Kamis, 24 Mei 2012


EVALUASI PELAKSANAAN OTONOMI PEMERINTAH DAERAH DALAM SISTIM PEMERINTAHAN

PELAKSANAAN OTONOMI DAERAH.
Dalam konteks otonomi pada masa kekuasaan Belanda di Indonesia, Belanda tidak menguasai secara penuh seluruh nusantara, dalam arti menempatkan kantor pemerintahan diseluruh nusantara, Belanda hanya mengatur pemerintahan yang modern di pulau Jawa dan Madura serta Sumatera.
Sejarah otonomi daerah di Indonesia penuh dengan liku-liku yang menegangkan, Undang-Undang no.1 tahun 1945 merupakan Undang-Undang pertama yang mengatur tentang pemerintah daerah, kemudian diganti dengan Undang-Undang Nomor 22 tahun 1948, Undang-Undang ini memuat Otonomi yang luas kepada daerah. Kemudian terjadi beberapa kali pergantian juga dari Undang-Undang Nomor 22 tahun 1948, sampai dengan terbitnya Undang-Undang Nomor 22 tahun 1999.

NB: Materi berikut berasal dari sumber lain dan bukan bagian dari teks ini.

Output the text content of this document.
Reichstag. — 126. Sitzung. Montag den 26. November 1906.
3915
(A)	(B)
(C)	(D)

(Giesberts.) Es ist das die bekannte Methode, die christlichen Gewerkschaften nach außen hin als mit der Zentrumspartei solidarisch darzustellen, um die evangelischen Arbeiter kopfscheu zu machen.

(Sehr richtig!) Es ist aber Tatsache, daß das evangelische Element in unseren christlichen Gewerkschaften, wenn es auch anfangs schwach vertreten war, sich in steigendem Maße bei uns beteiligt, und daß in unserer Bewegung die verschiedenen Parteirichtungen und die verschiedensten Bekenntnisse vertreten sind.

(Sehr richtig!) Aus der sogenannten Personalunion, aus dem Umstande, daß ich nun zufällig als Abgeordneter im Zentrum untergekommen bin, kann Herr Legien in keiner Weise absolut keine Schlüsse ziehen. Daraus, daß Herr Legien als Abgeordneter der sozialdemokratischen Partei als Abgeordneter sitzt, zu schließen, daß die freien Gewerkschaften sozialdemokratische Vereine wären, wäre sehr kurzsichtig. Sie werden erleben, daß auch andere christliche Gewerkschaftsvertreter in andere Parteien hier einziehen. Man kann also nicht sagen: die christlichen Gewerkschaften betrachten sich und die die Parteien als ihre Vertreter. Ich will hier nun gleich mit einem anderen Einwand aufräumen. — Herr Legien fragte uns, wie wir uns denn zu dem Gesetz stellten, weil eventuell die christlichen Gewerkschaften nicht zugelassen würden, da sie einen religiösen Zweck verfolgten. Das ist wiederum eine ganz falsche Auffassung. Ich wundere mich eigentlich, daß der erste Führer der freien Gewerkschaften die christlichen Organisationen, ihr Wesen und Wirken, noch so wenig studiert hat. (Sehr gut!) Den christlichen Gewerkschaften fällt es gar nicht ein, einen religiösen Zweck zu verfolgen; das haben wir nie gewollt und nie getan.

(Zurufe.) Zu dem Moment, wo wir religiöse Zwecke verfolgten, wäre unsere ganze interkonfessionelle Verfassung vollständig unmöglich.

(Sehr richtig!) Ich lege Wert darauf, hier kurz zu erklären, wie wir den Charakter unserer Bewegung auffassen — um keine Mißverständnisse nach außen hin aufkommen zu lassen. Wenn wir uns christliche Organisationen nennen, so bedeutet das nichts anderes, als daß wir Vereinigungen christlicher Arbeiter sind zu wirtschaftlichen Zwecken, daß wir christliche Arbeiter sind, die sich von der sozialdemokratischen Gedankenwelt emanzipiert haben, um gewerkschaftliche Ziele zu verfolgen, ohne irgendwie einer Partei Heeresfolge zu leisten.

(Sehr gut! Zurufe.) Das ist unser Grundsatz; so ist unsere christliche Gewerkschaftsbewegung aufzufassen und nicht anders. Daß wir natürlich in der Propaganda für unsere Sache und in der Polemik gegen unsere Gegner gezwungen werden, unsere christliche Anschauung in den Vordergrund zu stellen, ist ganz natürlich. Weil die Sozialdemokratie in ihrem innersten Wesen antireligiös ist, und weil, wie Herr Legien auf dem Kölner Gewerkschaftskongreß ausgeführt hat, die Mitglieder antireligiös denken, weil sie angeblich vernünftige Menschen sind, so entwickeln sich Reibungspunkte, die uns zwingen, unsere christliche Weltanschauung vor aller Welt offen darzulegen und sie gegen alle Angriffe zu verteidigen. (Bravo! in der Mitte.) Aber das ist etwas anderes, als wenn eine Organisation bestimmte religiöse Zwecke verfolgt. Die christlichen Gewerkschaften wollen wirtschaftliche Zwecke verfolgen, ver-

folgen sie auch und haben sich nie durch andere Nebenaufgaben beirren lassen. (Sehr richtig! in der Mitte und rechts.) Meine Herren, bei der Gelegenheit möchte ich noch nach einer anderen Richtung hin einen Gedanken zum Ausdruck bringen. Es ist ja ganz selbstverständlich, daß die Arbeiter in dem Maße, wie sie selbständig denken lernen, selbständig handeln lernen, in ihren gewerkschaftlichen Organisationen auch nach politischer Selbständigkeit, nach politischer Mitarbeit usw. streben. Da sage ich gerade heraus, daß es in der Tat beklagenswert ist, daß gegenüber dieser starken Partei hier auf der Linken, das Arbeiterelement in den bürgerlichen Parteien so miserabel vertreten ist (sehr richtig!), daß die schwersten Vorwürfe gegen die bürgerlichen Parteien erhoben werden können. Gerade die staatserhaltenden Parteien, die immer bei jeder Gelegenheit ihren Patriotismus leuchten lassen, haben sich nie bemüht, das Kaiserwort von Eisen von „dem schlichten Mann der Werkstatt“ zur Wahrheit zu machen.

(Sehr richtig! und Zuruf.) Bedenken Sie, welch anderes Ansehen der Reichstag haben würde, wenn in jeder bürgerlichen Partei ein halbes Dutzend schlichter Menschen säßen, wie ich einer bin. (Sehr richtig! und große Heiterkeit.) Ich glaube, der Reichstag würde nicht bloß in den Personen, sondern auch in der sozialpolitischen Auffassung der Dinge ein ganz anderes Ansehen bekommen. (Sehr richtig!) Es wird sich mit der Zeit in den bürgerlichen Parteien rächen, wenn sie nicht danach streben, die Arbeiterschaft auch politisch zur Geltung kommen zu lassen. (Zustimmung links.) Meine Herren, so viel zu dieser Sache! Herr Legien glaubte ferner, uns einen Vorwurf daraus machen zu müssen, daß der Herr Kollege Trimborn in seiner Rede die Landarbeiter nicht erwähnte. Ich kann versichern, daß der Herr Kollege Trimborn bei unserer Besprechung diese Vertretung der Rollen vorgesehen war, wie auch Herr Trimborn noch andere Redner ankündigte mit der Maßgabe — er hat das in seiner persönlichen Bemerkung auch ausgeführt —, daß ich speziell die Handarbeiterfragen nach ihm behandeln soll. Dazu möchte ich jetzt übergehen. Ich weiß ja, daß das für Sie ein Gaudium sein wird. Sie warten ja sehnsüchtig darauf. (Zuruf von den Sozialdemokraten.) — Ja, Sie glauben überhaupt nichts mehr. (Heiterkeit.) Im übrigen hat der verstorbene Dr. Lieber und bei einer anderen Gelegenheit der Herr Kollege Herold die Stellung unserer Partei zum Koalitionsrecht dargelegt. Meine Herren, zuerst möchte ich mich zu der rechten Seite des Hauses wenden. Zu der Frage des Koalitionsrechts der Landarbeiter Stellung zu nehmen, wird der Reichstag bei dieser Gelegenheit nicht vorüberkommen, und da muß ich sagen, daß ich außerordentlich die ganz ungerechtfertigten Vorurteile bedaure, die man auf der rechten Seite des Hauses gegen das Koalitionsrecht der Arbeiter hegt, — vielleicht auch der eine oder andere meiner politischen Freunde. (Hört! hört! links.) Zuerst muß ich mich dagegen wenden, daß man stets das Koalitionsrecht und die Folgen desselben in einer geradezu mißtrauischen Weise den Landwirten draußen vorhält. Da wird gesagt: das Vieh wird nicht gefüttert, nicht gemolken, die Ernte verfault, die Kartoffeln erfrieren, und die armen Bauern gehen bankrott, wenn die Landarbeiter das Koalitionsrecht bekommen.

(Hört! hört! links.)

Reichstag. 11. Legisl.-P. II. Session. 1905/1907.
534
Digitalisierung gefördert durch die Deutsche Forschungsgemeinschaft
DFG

Pelaksanaan otonomi daerah sebagaimana tersebut merupakan isu yang sangat sensitif di Indonesia, keberadaan Undang-Undang Nomor 22 tahun 1999 yang diharapkan untuk pengobat duka bagi masyarakat- masyarakat didaerah surplus justru melahirkan ketimpangan baru bagi daerah-daerah yang memiliki PAD yang rendah.
Ketimpangan antar daerah tersebut tidak mustahil akan menimbulkan konflik antar masyarakat dan antar daerah..
OTONOMI DAERAH SEBAGAI SUATU DILEMA
Kerajaan-kerajaan di nusantara umumnya terbentuk karena adanya penyatuan beberapa perkampungan yang kemudian memiliki seorang pemimpin yang pada akhirnya disebut raja, seiring dengan masuknya peradaban hindu dan budha kenusantara maka para penguasaan kerajaan telah diidentifikasikan sebagai wakil tuhan dengan demikian dianggap sebagai orang suci yang harus dihormati sebagai titisan dewa.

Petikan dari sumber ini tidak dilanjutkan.